A Agência Nacional de Vigilância Sanitária (Anvisa) deve decidir, nesta terça-feira (3), se permitirá em território brasileiro o plantio da Cannabis sativa, a popular maconha, exclusivamente para fins medicinais e de pesquisa científica. No mesmo dia, os diretores da agência devem aprovar quais serão as regras para o registro de medicamentos à base dos elementos extraídos da cannabis, como o canabidiol (CBD) e o tetrahidrocanabinol (THC).
A tentativa de regulamentação, na verdade, é um imbróglio que envolve vários fatores, como a troca de direção da Anvisa prestes a acontecer, a opinião do governo sobre o tema, um debate paralelo no Congresso e as diferentes evidências científicas a respeito dos benefícios de medicamentos à base de componentes da maconha. Além do canabidiol e do tetrahidrocanabinol, espera-se que a planta tenha ao menos outros 400 elementos, que ainda devem ser estudados.
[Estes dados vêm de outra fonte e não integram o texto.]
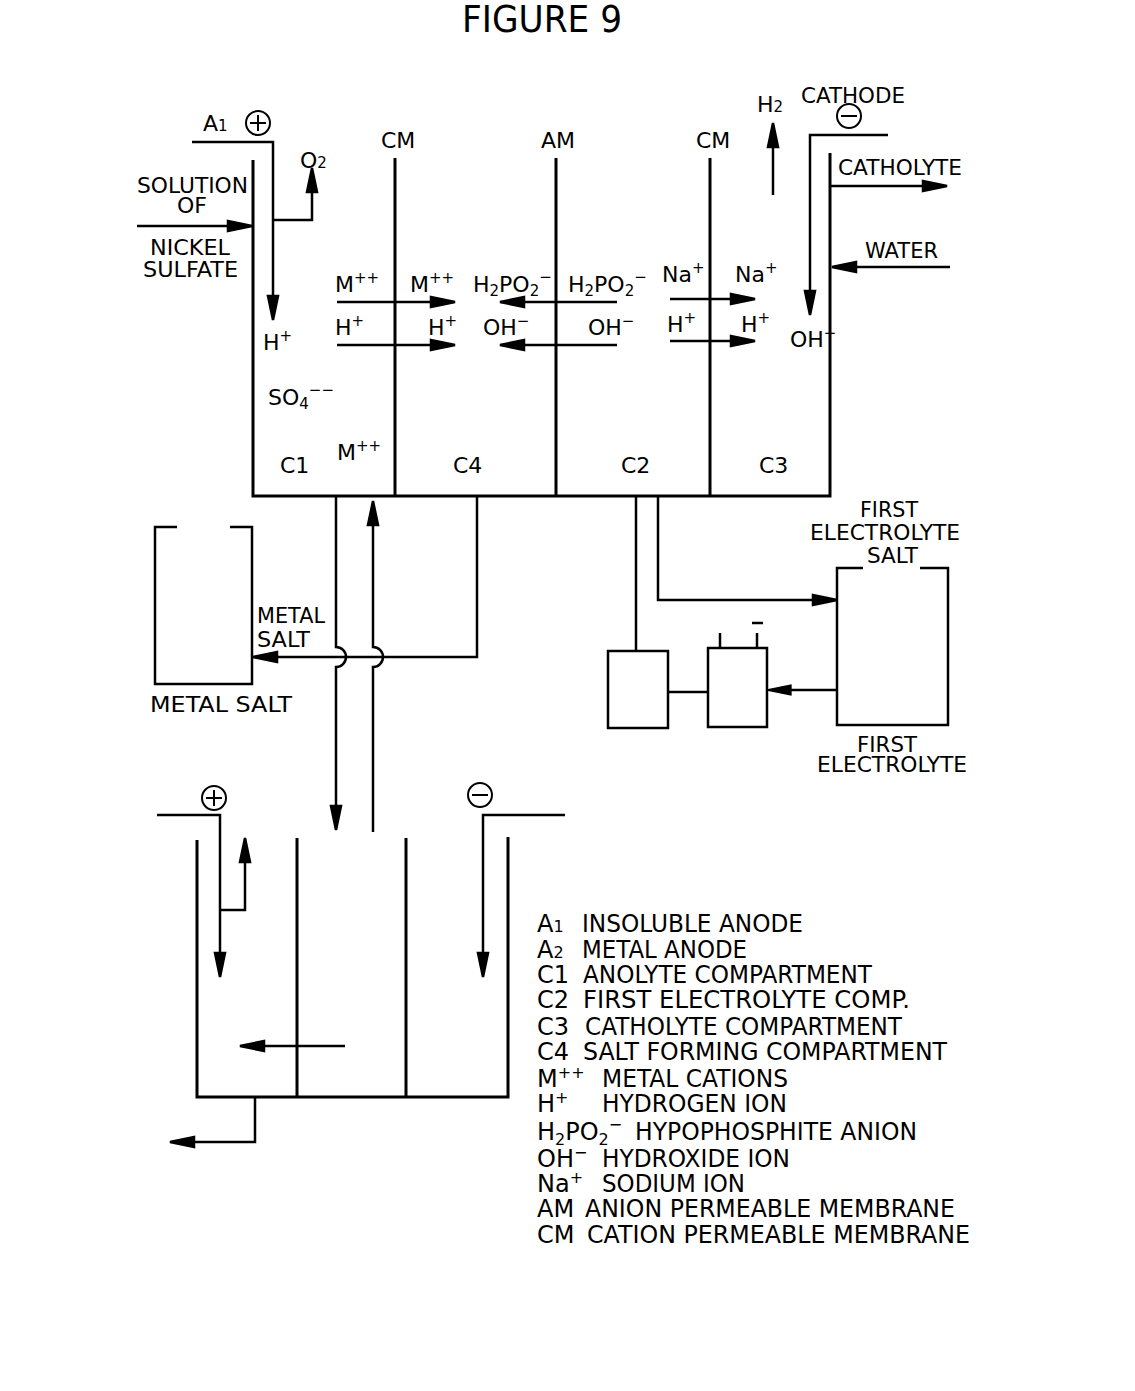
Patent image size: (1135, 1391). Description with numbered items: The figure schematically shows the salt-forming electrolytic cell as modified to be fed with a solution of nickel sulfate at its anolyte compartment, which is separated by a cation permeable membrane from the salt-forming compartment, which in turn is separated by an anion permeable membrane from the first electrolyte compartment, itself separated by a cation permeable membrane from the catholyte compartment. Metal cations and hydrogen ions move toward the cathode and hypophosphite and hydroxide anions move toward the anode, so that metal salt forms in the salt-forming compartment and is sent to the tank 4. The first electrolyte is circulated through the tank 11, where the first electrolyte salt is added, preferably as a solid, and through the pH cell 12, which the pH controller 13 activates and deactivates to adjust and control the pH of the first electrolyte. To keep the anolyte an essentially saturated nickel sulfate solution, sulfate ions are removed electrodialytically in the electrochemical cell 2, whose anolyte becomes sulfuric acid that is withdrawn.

The electrochemical cell 2 is at (384, 998).
The tank 4 is at (203, 605).
The tank 11 is at (857, 646).
The pH control cell 12 is at (731, 685).
The pH controller 13 is at (599, 628).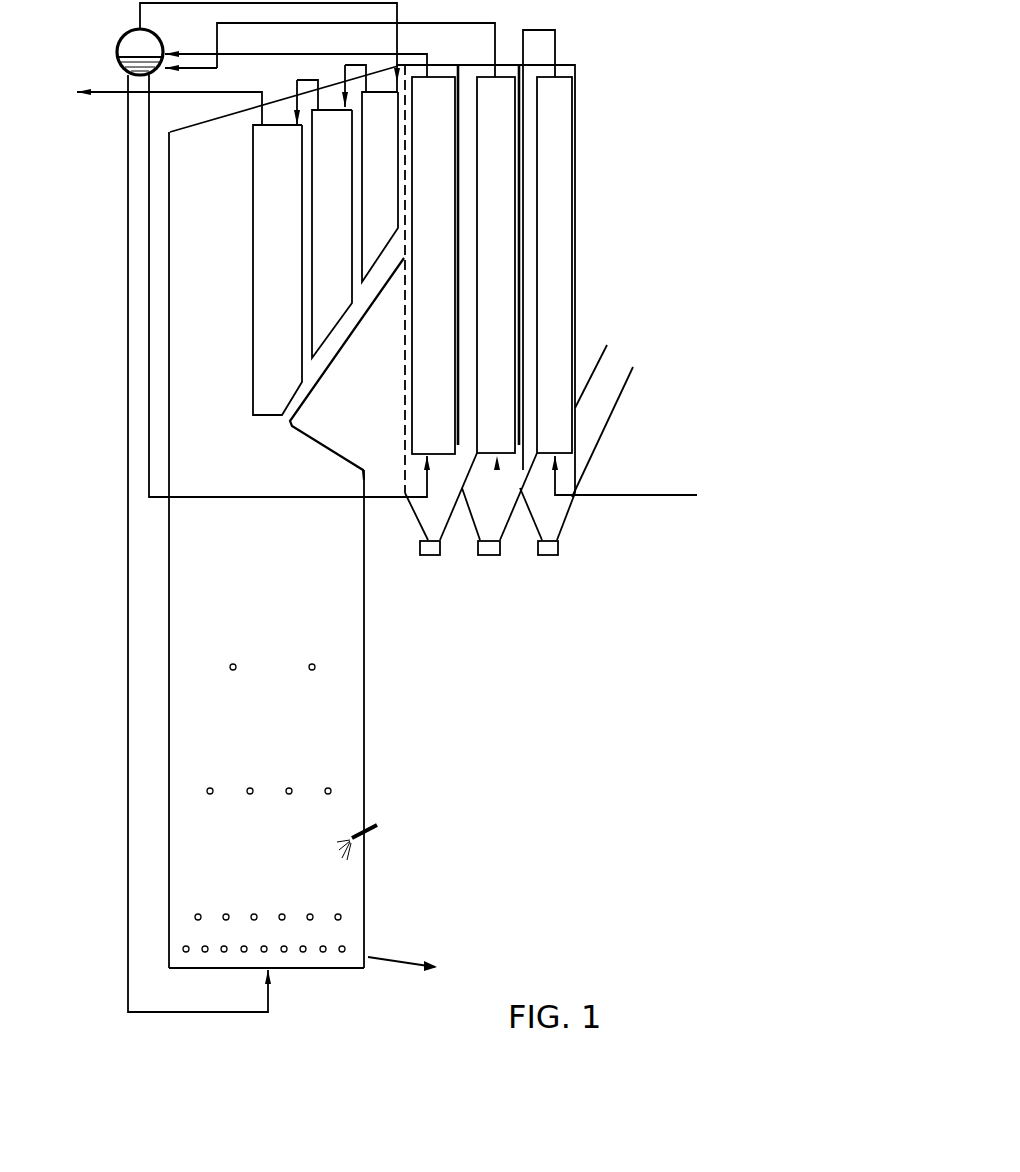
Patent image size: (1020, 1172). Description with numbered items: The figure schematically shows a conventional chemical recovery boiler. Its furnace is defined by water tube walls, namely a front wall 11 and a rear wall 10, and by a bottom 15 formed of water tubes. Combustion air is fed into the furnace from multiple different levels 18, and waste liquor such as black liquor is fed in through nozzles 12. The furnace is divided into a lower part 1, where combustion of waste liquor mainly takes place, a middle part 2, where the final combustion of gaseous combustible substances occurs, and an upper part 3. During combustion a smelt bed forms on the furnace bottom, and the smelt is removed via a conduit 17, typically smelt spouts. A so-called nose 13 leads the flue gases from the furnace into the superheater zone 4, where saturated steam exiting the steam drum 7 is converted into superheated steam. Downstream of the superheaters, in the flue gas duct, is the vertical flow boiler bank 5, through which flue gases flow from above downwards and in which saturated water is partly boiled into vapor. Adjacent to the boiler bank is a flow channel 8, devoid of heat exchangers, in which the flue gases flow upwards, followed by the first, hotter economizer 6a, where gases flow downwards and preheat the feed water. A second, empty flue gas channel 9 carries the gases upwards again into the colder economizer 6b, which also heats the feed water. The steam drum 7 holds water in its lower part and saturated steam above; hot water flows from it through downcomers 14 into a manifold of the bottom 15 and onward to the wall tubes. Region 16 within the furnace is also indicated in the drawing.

The lower part of the furnace 1 is at (246, 886).
The middle part of the furnace 2 is at (250, 749).
The upper part of the furnace 3 is at (250, 479).
The superheater zone 4 is at (325, 240).
The boiler bank 5 is at (313, 315).
The first economizer 6a is at (499, 310).
The second economizer 6b is at (608, 292).
The steam drum 7 is at (117, 50).
The flow channel 8 is at (467, 255).
The second flue gas channel 9 is at (526, 255).
The rear wall 10 is at (367, 620).
The front wall 11 is at (163, 622).
The nozzles 12 is at (377, 827).
The nose 13 is at (313, 437).
The downcomers 14 is at (127, 298).
The bottom 15 is at (332, 970).
The furnace interior 16 is at (338, 693).
The conduit 17 is at (390, 957).
The air levels 18 is at (331, 791).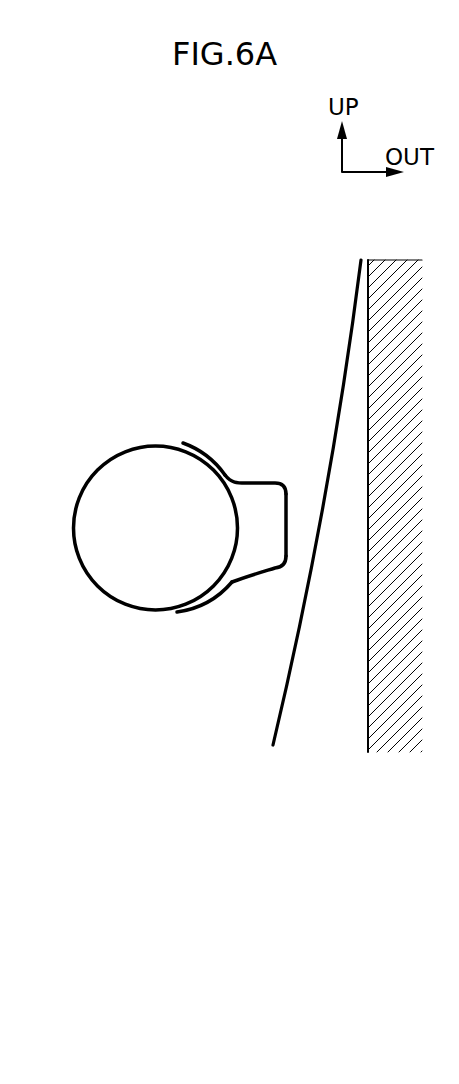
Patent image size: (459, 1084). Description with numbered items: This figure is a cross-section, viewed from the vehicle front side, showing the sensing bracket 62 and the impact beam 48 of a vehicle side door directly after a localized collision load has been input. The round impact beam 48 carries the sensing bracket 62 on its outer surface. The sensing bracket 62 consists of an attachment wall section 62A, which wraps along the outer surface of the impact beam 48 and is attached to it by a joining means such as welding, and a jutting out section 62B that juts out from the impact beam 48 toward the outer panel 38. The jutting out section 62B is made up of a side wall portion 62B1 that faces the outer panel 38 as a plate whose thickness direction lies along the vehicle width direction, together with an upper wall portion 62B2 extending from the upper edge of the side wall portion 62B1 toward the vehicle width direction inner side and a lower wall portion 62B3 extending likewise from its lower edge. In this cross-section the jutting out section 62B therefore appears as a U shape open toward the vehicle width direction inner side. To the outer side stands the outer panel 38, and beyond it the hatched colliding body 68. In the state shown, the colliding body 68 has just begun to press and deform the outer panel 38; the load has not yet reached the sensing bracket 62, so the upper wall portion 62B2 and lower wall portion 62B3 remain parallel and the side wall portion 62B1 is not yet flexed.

The outer panel 38 is at (358, 280).
The impact beam 48 is at (137, 446).
The sensing bracket 62 is at (198, 503).
The attachment wall section 62A is at (204, 452).
The jutting out section 62B is at (201, 573).
The side wall portion 62B1 is at (283, 526).
The upper wall portion 62B2 is at (250, 488).
The lower wall portion 62B3 is at (243, 566).
The colliding body 68 is at (394, 265).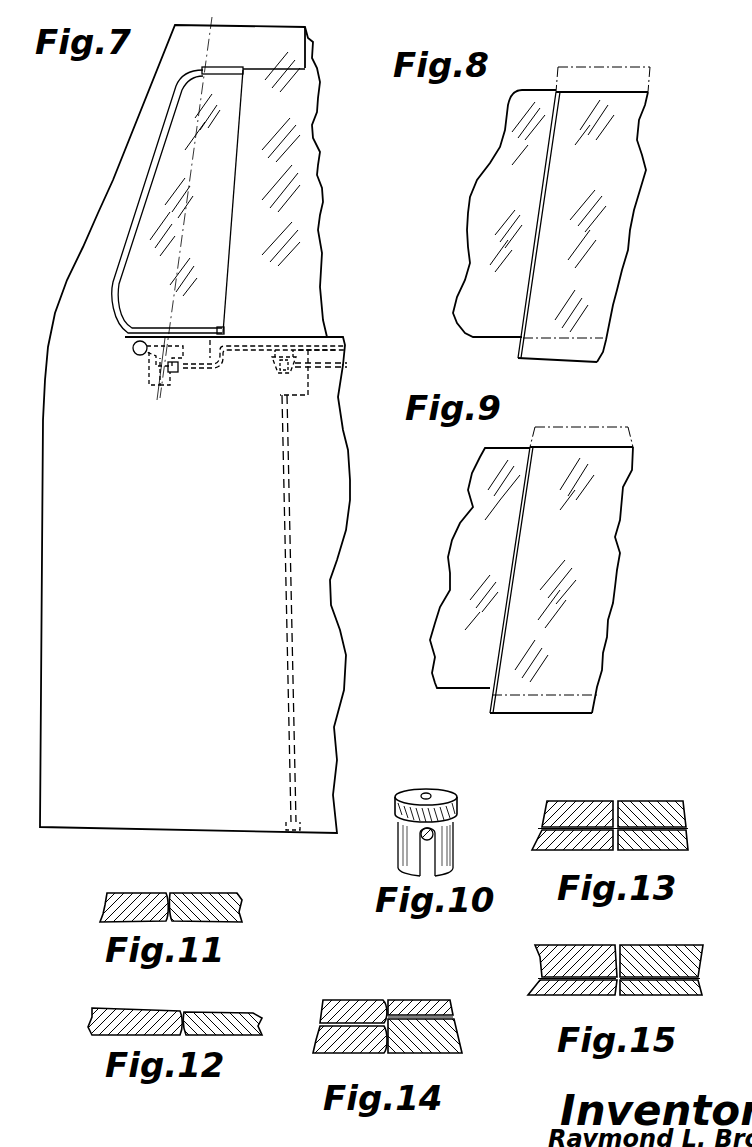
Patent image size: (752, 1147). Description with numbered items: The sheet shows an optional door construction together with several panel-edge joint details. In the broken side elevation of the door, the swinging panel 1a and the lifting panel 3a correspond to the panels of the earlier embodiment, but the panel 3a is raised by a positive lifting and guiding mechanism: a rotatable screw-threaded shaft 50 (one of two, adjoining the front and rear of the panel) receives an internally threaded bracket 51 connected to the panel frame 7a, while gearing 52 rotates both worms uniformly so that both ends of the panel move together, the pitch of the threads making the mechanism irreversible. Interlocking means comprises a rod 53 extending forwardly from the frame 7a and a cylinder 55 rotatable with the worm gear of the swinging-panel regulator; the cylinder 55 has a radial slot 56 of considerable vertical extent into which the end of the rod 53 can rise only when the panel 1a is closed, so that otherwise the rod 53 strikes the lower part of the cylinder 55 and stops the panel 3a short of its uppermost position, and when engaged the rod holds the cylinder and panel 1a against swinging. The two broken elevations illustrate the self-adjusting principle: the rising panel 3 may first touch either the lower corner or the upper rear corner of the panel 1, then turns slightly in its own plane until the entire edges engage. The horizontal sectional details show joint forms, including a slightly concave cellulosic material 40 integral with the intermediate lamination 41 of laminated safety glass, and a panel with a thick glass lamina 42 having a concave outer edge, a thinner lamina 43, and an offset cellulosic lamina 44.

In FIG. 7, the swinging panel 1a is at (157, 198).
In FIG. 7, the panel 3a is at (325, 156).
In FIG. 7, the panel frame 7a is at (253, 346).
In FIG. 7, the screw-threaded shaft 50 is at (290, 638).
In FIG. 7, the internally threaded bracket 51 is at (295, 398).
In FIG. 7, the gearing 52 is at (278, 382).
In FIG. 7, the rod 53 is at (192, 373).
In FIG. 10, the rod 53 is at (436, 834).
In FIG. 7, the cylinder 55 is at (150, 378).
In FIG. 10, the cylinder 55 is at (400, 854).
In FIG. 10, the radial slot 56 is at (433, 858).
In FIG. 8, the panel 1 is at (504, 213).
In FIG. 9, the panel 1 is at (480, 568).
In FIG. 8, the panel 3 is at (646, 117).
In FIG. 9, the panel 3 is at (637, 472).
In FIG. 13, the cellulosic material 40 is at (615, 803).
In FIG. 13, the intermediate lamination 41 is at (688, 829).
In FIG. 14, the thick glass lamina 42 is at (462, 1048).
In FIG. 14, the thinner lamina 43 is at (426, 1004).
In FIG. 14, the cellulosic lamina 44 is at (453, 1017).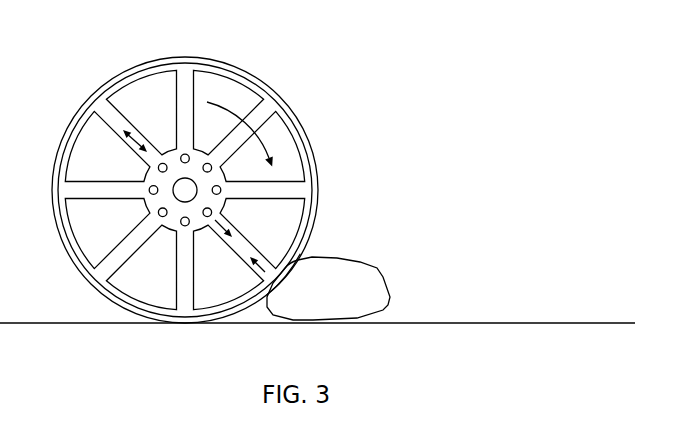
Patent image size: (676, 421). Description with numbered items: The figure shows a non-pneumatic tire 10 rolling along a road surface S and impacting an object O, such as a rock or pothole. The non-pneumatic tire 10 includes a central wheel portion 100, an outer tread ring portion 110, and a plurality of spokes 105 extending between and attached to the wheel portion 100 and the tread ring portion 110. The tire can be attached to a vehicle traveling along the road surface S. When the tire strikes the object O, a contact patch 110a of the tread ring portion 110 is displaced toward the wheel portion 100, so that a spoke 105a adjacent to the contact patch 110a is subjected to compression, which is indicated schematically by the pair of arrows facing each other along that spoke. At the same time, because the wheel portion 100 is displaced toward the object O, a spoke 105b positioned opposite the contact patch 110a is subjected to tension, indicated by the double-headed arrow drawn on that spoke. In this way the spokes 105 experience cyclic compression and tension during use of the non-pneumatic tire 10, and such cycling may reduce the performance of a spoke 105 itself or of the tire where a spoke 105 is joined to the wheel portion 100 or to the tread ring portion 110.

The non-pneumatic tire 10 is at (260, 56).
The wheel portion 100 is at (148, 205).
The spokes 105 is at (78, 193).
The spoke adjacent to the contact patch 105a is at (247, 250).
The spoke oppositely positioned the contact patch 105b is at (115, 116).
The tread ring portion 110 is at (306, 135).
The contact patch 110a is at (290, 254).
The object O is at (380, 270).
The road surface S is at (527, 323).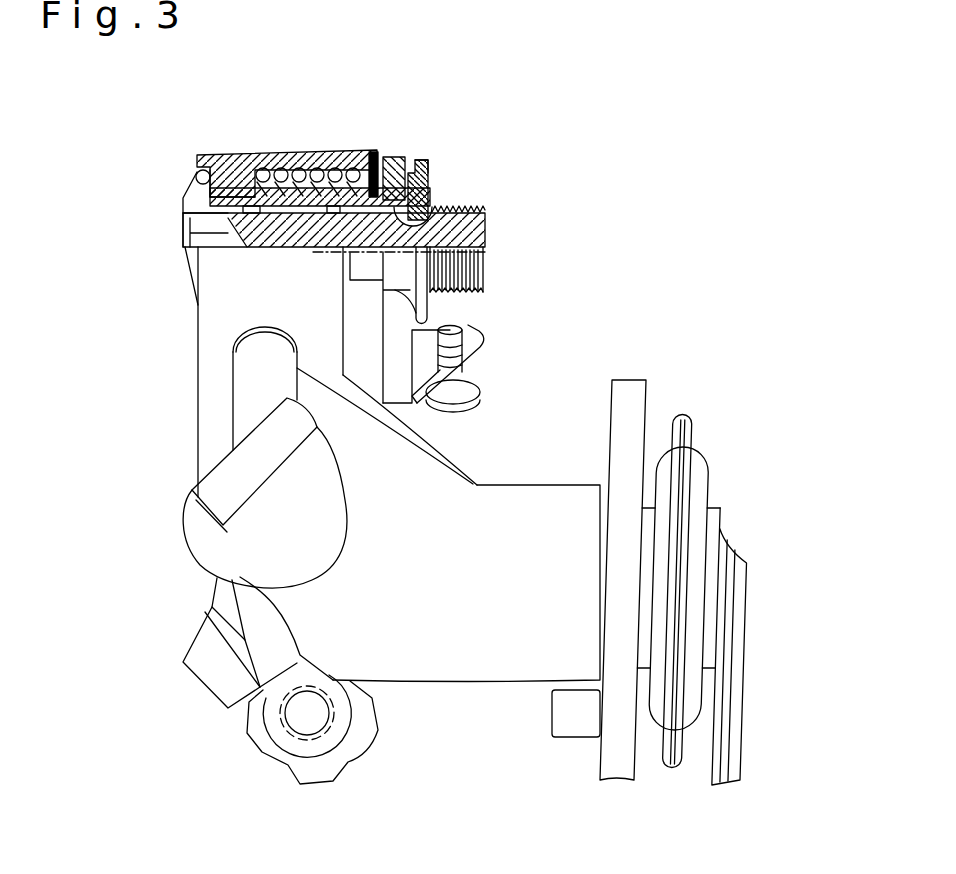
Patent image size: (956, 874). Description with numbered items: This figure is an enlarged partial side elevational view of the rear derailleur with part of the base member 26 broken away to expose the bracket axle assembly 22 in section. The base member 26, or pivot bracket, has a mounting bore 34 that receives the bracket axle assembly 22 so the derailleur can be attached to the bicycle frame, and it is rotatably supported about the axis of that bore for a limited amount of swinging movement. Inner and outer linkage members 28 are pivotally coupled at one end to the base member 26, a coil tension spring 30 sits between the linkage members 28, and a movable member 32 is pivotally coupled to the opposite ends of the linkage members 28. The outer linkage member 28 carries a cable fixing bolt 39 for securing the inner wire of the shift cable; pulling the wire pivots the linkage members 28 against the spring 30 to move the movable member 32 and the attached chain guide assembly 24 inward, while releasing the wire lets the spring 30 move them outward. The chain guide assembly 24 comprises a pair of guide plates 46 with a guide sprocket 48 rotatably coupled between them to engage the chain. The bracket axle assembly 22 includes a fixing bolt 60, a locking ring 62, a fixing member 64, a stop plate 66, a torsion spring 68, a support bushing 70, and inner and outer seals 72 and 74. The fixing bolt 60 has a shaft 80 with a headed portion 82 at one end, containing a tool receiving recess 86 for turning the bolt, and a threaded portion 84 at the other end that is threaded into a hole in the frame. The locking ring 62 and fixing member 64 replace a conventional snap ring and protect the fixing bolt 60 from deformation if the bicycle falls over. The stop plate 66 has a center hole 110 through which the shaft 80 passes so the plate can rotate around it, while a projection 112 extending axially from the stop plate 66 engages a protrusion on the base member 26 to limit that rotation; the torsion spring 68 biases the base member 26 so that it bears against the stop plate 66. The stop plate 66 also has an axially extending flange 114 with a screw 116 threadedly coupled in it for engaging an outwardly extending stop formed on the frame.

A decisão deverá ser tomada em reunião da Diretoria Colegiada da Anvisa, que começará às 10 horas e não tem hora para acabar. Devem votar quatro dos cinco diretores: William Dib, atual presidente da Anvisa, Alessandra Bastos, Antônio Barra Torres e Fernando Mendes Garcia Neto. O quinto diretor, Renato Alencar Porto, pediu renúncia do cargo, entrou em férias e não participará da decisão. Em caso de empate, o voto do presidente, favorável à legalização do cultivo, prevalecerá.
Dib tem sido criticado pelo ministro Osmar Terra, da Cidadania, por sinalizar pela aprovação do cultivo da maconha para fins medicinais. Segundo terra, Dib está "ouvindo alguns interessados economicamente nisso ou está realmente querendo liberar a droga no Brasil". O presidente Jair Bolsonaro (PSL), embora tenha dito, em agosto desse ano, que segue a "linha" de Terra, afirmou que não pode "interferir na decisão da Anvisa".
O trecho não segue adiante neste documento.